After handing-in my doctoral thesis “Living and becoming with the forest: conservation politics in a human-sylvan assemblage in Baringo highlands, Kenya”, I am now pursuing my research in as part of the ERC-project “Rewilding the Anthropocene”, in the Kavango-Zambezi Transfrontier Conservation Area in Southern/Central Africa.
Testimonial
The GSSC provides a stimulating work environment. As a young researcher, I appreciate the opportunities it offers to exchange ideas and work together with other scholars across disciplines, diverse research topics and geographical areas of study.
Thesis Abstract
Title: Living and becoming with the forest: conservation politics in a human-sylvan assemblage in Baringo highlands, Kenya
Forests around the world crystallize often competing issues of nature conservation, climate change adaptation and mitigation, production of economic assets and questions of environmental justice. While deforestation in Kenya is framed as an important concern, forests in the country are also involved in political struggles, including local claims on land. My research is interested in forest conservation in such a contested background. With an ethnographic approach, it is concerned with the complex human-forest interactions, at local level, that underpin, shape and inform questions of environmental justice and forest management.
My research focuses on the Katimok forest reserve, a small governmental forest in the Baringo county in Kenya. Situated in the steep and erosion prone Tugen Hills, in the water catchment area of the Lake Baringo, Katimok entails mainly indigenous species and is under protection. However, the forest reserve also includes plantation areas where exotic timber is grown for commercial exploitation. While the forest is in the custody of the state, claims over the land have been voiced for many years by the local inhabitants residing around the forest reserve. In such a context, what does forest conservation mean for the people who are living in Katimok, and interact with the forest on a daily basis?
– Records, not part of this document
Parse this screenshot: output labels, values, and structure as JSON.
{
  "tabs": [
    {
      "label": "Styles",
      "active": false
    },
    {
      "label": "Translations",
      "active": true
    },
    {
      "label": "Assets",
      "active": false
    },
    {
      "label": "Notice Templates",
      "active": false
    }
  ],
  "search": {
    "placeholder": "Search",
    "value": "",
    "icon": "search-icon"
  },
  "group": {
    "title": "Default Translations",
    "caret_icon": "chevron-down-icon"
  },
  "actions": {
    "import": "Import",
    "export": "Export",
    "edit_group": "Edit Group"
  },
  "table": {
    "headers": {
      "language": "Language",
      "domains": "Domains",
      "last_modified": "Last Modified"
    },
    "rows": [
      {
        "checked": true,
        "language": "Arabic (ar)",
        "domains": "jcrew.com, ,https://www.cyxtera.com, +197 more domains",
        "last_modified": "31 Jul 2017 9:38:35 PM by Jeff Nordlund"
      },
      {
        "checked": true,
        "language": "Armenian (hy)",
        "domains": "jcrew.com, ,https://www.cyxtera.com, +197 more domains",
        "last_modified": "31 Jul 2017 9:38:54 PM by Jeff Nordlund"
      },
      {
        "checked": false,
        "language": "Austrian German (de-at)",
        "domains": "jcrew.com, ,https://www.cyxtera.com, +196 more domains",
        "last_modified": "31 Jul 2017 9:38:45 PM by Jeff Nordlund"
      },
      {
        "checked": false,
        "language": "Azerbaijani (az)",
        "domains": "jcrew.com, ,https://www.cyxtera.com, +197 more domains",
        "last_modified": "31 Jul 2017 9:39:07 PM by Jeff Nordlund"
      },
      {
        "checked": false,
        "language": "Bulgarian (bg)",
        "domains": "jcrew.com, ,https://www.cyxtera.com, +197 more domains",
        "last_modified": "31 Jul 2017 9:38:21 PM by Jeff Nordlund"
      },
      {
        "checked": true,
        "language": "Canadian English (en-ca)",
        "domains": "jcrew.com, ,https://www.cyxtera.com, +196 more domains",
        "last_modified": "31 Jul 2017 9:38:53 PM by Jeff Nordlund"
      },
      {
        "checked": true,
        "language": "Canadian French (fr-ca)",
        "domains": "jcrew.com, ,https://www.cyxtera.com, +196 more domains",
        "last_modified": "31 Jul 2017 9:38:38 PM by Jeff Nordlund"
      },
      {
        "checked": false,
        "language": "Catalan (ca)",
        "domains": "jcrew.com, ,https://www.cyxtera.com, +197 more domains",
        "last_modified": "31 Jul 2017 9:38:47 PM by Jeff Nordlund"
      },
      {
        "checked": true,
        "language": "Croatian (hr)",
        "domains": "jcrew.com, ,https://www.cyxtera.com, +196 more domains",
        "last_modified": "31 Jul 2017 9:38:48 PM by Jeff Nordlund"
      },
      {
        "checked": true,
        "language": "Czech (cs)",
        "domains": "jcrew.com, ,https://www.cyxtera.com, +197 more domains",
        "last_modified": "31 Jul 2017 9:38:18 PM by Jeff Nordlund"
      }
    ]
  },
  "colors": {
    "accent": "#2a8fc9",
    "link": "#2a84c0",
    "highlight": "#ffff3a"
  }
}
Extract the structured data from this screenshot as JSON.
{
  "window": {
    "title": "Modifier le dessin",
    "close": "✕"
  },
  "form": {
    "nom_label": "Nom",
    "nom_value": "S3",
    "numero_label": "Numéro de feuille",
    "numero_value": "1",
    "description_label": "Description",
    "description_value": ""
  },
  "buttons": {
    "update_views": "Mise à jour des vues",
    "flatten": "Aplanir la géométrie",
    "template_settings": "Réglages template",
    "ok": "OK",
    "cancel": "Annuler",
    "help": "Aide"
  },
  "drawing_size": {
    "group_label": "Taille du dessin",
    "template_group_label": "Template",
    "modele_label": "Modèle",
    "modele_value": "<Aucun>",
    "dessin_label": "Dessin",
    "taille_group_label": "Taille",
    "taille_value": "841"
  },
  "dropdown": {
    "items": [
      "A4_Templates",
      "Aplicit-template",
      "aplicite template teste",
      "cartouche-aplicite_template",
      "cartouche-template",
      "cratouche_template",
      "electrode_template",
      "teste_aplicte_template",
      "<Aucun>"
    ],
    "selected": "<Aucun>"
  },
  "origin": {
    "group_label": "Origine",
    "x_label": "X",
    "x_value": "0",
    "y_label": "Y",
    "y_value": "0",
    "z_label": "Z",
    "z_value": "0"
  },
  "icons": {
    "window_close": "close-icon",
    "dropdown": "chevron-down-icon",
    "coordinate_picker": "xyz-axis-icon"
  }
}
My research is mainly ethnographic but brings together a wide array of methods. With the aim to contextualize the case of Katimok, the research also includes another case study on the Narasha forest, a much larger governmental forest in the South of Baringo, primarily used for commercial purposes.
My work studies human-forest relations in Katimok. It investigates the historical roots of forest conservation in Katimok and in the wider context of the Baringo region and Kenya since the establishment of the colonial rule. My focus lies on the entanglements between people and the forest: I examine how the forest landscape and people’s lives have transformed together in the course of history, but also explore the continuing effects of such complex relationships – at material, social and political levels - on the current ways of living with the forest. I am interested in the role that the forest plays in livelihoods but also in the cultural and social practices, and in the political life of Katimok residents.
My research draws on environmental history, political ecology and more-than-human approaches to question how people are becoming with (in Donna Haraway’s words) the forest in Katimok - and the implications it entails for questions of environmental justice and forest governance.